Enteritis after transiting foreign body in a dog
Some things just never make it into textbooks! Or at least it’s difficult to find a specific account of an actual case.
This is a 4 y.o. dog who lives in a house where a sock went missing and presented after a few days vomiting. He has no history of illness of prior gastrointestinal signs.
His stomach is empty apart from a little liquid in the lumen. The gastric mucosa is perhaps a bit diffusely hyperechoic.
There is a small, anechoic abdominal effusion and quite pronounced hyperechoic change in the mesentery through the mid-abdomen.
The ileal wall is mildly thickened.
Some areas of jejunum are corrugated and some loops have moderately increased liquid content in the lumen.
On closer inspection, there are some bits and pieces of linear ‘material’ in the jejunal lumen.
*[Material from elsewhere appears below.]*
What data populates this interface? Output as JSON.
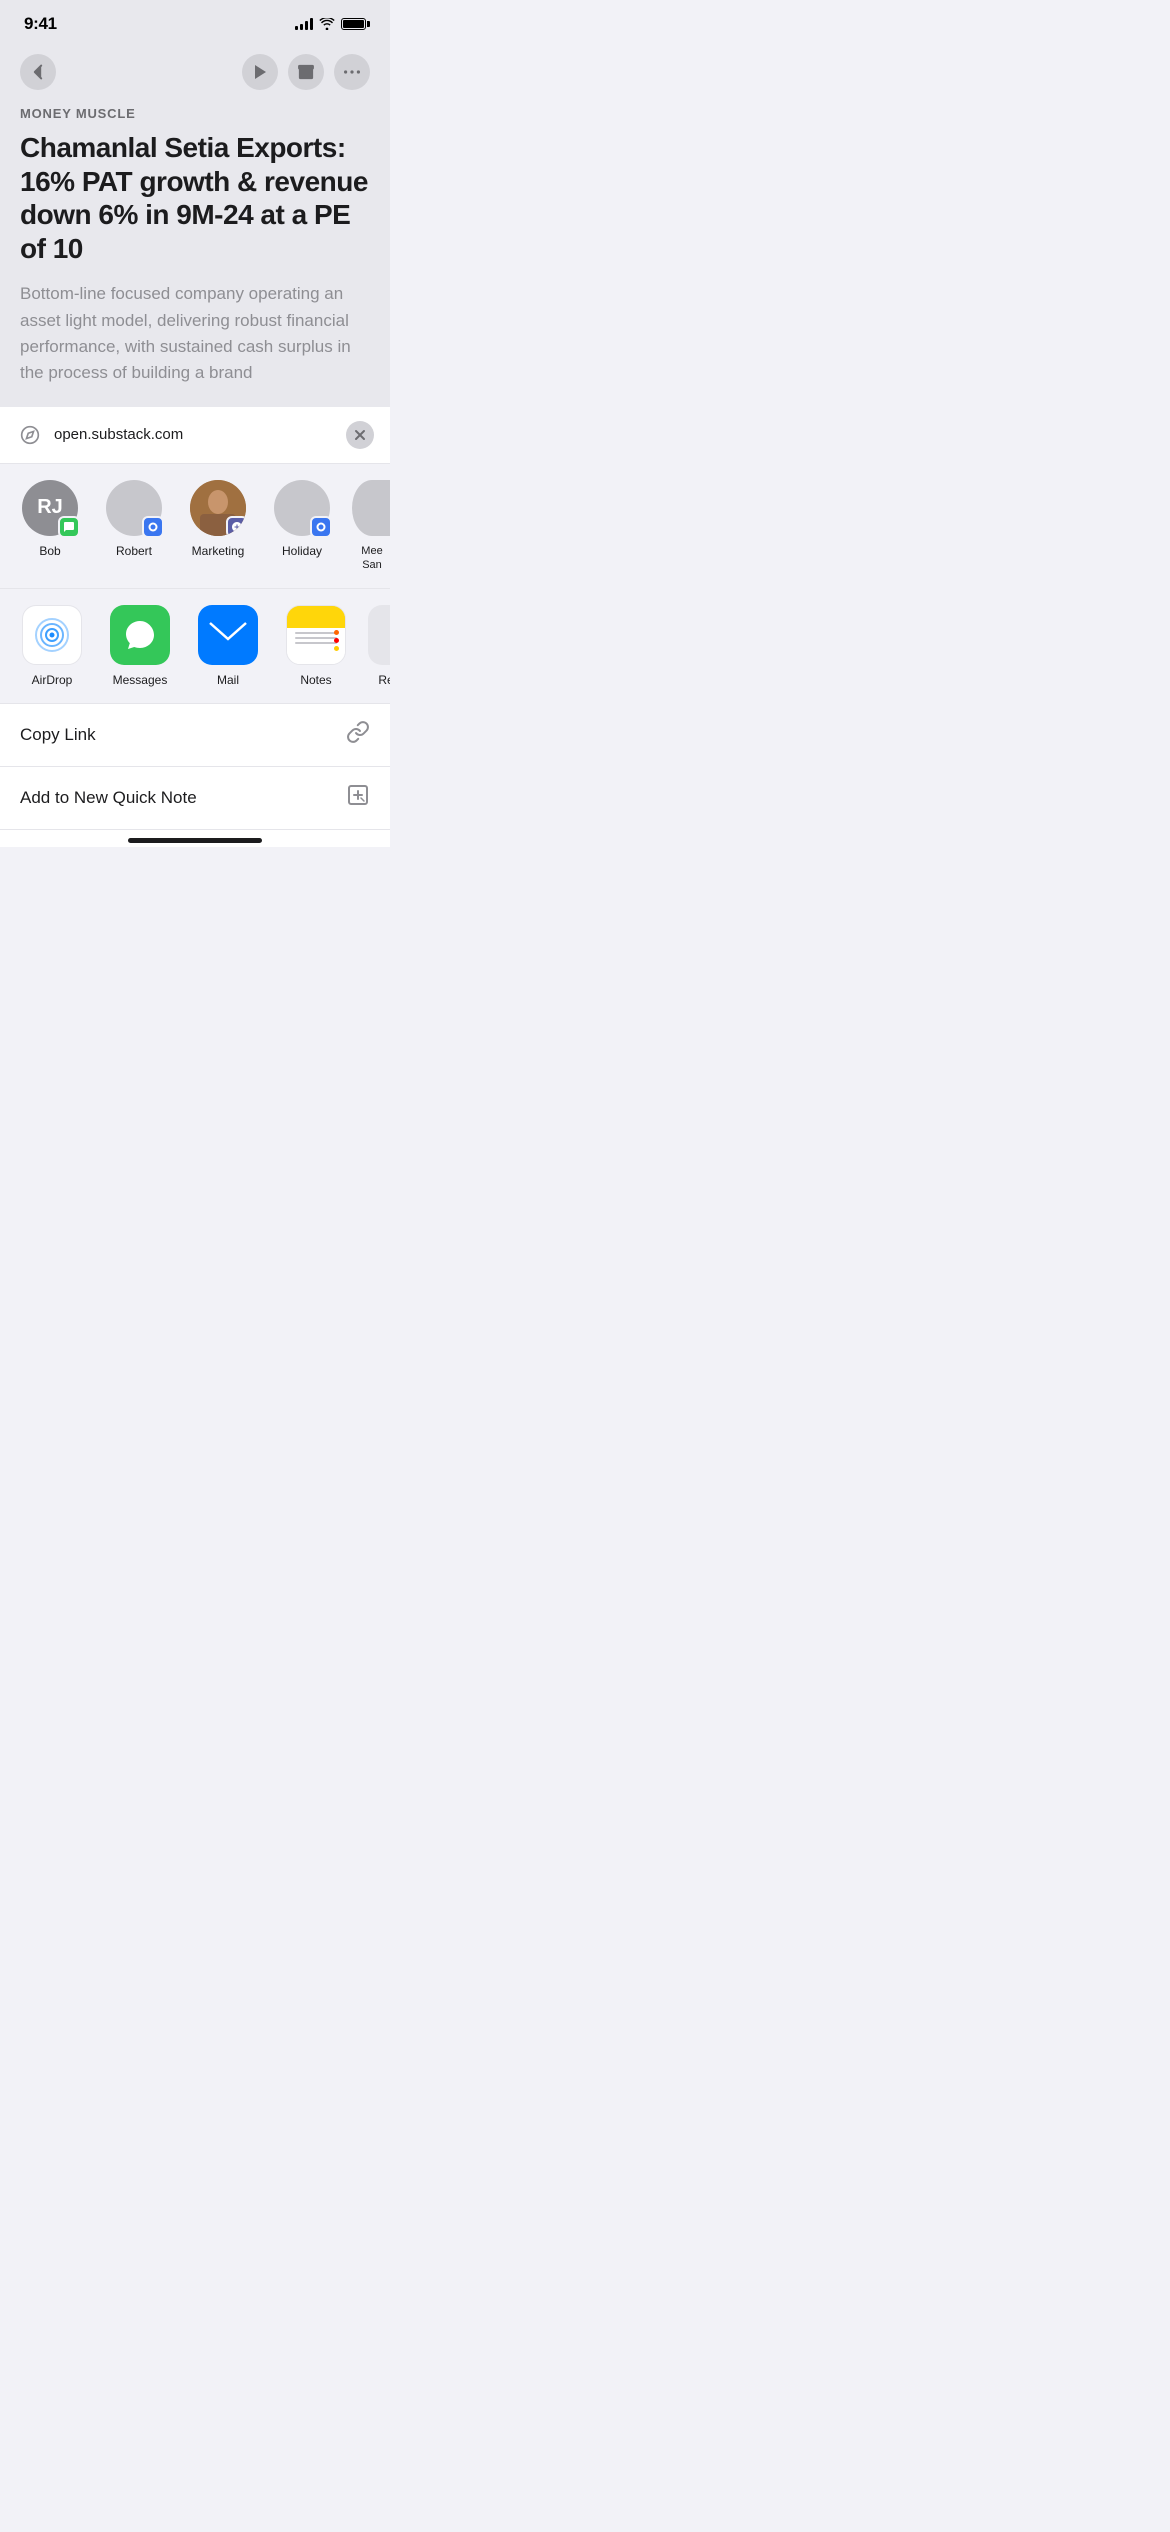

I’m pretty sure this particular one is a bit of grass. None of the various bits of linear stuff are really long enough to cause obstruction. There’s no plication and no evidence of anything anchored at the pylorus or ICCJ.
And finally…in the left colon, there’s a thing that looks a lot like a foreign body: a shadowing structure with suspiciously shaped contours.
This was too cranial to palpate per rectum.
I spent a lot of time looking at this dog’s abdomen and we decided there wasn’t a compelling indication for surgery and that we could continue to monitor him. 24 hours later he passed a cloth foreign body and went on to make a complete and prompt recovery.
It’s a nice example of the damage that a foreign body can inflict on the enteric wall even if it ends up eventually scraping through. We sometimes suspect dogs with this kind of thing associated with ingestion of smaller pieces of foreign material (sand, gravel, bark).